Stable configurations of the primary SrTiO3 islands occurred in parallel with the development of the defect-induced RC formations, and the geometry of these features was related to the crystallographic symmetry of the SrTiO3 (001) surface. Phark et al. reported [17] the failure of expitaxial growth, together with the absence of notable changes in the surface structure during deposition, for homoepitaxy on a (6 × 2) RC surface. This supports the possibility of defect-induced surface RC formations, i.e., 4 × 4-uc periodic arrays of defects, as a prerequisite or precursor that is significant in the activation of nucleation and growth during SrTiO3 homoepitaxy. Further theoretical work may expand our understanding of the connection between the surface RC and the initial stages of growth during SrTiO3 homoepitaxy.

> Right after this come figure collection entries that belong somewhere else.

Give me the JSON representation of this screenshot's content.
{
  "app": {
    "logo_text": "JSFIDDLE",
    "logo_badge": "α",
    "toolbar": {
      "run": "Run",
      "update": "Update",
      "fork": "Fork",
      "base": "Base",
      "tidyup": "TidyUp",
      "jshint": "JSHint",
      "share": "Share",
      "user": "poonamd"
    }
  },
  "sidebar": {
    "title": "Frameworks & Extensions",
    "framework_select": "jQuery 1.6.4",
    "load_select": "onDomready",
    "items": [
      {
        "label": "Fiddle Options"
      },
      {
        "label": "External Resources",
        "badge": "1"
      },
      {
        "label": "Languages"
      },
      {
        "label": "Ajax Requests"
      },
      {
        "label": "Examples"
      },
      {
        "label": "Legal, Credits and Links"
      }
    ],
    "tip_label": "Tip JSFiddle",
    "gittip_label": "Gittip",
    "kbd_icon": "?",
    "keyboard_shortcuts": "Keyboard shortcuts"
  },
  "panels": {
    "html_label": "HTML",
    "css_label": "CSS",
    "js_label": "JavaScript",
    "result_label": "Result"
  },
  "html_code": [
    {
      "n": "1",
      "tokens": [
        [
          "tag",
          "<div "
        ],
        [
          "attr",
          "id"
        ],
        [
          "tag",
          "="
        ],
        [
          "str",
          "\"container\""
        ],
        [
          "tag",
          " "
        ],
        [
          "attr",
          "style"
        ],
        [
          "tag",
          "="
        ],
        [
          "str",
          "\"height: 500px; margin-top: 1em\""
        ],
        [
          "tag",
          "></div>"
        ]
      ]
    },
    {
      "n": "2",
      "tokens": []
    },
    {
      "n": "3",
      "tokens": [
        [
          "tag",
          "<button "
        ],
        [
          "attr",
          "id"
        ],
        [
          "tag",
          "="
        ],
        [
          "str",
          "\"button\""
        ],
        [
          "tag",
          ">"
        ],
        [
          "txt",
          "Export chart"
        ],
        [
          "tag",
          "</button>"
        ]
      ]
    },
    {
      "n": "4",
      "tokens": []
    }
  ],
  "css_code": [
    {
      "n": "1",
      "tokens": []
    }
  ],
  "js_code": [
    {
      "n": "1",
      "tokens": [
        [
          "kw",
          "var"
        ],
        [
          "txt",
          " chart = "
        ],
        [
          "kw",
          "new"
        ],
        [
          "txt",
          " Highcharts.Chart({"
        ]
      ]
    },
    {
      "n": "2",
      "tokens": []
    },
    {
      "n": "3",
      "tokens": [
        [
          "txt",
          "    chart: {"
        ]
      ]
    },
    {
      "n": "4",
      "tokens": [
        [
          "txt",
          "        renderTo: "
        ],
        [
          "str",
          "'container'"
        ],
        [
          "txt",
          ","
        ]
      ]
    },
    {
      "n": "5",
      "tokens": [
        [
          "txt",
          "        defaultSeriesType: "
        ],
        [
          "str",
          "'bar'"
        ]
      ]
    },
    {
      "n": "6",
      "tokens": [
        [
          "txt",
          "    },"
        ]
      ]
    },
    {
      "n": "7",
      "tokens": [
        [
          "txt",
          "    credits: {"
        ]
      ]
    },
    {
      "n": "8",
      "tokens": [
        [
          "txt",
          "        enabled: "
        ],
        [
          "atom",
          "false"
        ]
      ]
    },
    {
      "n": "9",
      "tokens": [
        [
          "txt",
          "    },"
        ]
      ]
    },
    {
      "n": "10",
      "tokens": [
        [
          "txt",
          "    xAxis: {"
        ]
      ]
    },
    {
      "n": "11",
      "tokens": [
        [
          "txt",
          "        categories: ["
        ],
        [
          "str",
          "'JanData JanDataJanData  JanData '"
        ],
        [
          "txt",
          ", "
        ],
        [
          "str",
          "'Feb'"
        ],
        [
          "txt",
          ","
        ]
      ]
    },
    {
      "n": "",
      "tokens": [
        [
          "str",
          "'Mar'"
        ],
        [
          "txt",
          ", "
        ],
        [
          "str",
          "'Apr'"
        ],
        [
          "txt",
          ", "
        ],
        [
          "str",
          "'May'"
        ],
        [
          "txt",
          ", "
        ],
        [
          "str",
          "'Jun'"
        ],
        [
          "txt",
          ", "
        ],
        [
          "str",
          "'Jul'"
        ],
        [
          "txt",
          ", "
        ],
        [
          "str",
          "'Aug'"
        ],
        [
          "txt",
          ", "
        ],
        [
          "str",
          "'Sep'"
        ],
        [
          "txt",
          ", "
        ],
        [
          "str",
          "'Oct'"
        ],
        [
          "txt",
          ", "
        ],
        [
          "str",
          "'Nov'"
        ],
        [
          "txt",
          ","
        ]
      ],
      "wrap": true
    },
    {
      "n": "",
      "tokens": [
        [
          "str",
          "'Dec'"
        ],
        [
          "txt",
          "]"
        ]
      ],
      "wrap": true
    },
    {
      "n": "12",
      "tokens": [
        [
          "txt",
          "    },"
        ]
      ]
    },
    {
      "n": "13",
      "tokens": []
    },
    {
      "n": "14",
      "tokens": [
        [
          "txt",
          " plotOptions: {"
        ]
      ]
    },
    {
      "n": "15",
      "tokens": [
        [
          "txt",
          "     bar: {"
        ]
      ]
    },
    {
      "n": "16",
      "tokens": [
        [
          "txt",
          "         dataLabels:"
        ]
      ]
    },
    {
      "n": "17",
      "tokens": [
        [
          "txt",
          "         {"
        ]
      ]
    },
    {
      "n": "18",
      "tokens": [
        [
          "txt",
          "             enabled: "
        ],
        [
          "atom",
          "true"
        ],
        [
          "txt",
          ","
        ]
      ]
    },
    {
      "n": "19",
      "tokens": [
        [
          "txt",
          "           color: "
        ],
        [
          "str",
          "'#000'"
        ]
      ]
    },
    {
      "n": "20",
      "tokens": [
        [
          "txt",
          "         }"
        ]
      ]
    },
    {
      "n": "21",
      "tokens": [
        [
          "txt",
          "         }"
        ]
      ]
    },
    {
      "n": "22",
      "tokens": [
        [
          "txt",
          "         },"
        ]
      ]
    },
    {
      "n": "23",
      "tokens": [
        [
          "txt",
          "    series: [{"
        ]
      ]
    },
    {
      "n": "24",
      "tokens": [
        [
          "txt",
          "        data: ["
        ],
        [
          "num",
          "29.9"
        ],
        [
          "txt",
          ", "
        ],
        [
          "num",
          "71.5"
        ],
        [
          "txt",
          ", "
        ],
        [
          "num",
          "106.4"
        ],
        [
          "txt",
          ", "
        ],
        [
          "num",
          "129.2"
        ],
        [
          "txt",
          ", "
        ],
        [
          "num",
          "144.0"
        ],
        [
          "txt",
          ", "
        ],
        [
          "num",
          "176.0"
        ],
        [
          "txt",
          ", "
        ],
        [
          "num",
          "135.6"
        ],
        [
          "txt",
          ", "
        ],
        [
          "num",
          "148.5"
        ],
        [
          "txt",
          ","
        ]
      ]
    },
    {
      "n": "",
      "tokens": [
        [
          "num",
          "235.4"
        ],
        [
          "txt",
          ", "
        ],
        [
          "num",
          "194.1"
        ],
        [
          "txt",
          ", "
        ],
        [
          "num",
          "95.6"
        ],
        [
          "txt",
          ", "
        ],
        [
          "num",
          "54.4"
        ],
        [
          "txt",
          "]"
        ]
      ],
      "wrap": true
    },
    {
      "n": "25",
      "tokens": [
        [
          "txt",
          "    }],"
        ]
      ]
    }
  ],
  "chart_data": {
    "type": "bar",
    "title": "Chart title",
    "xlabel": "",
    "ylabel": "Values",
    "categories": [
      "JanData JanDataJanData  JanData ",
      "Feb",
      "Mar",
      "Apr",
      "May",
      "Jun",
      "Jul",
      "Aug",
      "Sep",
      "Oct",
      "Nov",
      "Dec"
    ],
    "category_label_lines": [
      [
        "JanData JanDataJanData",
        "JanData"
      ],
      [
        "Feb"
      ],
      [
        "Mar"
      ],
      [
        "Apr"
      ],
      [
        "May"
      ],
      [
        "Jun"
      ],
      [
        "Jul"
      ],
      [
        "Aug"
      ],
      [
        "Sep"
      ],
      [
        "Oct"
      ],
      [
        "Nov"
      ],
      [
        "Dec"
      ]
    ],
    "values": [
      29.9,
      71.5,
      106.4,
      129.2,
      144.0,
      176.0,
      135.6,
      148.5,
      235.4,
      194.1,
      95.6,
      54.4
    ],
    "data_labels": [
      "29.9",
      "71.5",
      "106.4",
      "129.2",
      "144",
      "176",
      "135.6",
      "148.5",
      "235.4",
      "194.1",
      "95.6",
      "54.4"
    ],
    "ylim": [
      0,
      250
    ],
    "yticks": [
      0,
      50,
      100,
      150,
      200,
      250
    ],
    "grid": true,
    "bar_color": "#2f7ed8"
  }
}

Careful attention was paid to the growth conditions in this study, which enabled us to observe the nucleation of SrTiO3 islands and the growth of perovskite nanostructures via the addition of SrTiO3 molecular units. This work makes an important contribution to conventional diffusion/nucleation theory for metal-on-metal epitaxy, extending it to complex oxide systems. Further investigation should be carried out to characterize the minimum nucleation size and the energy E d to improve our understanding of the differences in the diffusion characteristics of the perovskite-perovskite systems compared to metal-metal epitaxy.

Conclusions

We have investigated the growth of SrTiO3 islands on SrTiO3 (001) surface using PLD and in situ STM. We found that 4 × 4-uc 2 islands form as nucleation seeds, which grow along the crystal axes with a width of 4 uc. This result suggests that energetically stable nucleation of SrTiO3 islands is related to (2 × 2) surface reconstruction, with the formation of 4-uc periodic arrays of defects. Our observations represent an atomic-scale approach to understand the initial stages of growth of SrTiO3 and the importance of the energetic stability of SrTiO3 (001) surface RC via oxygen vacancies in the perovskite crystal.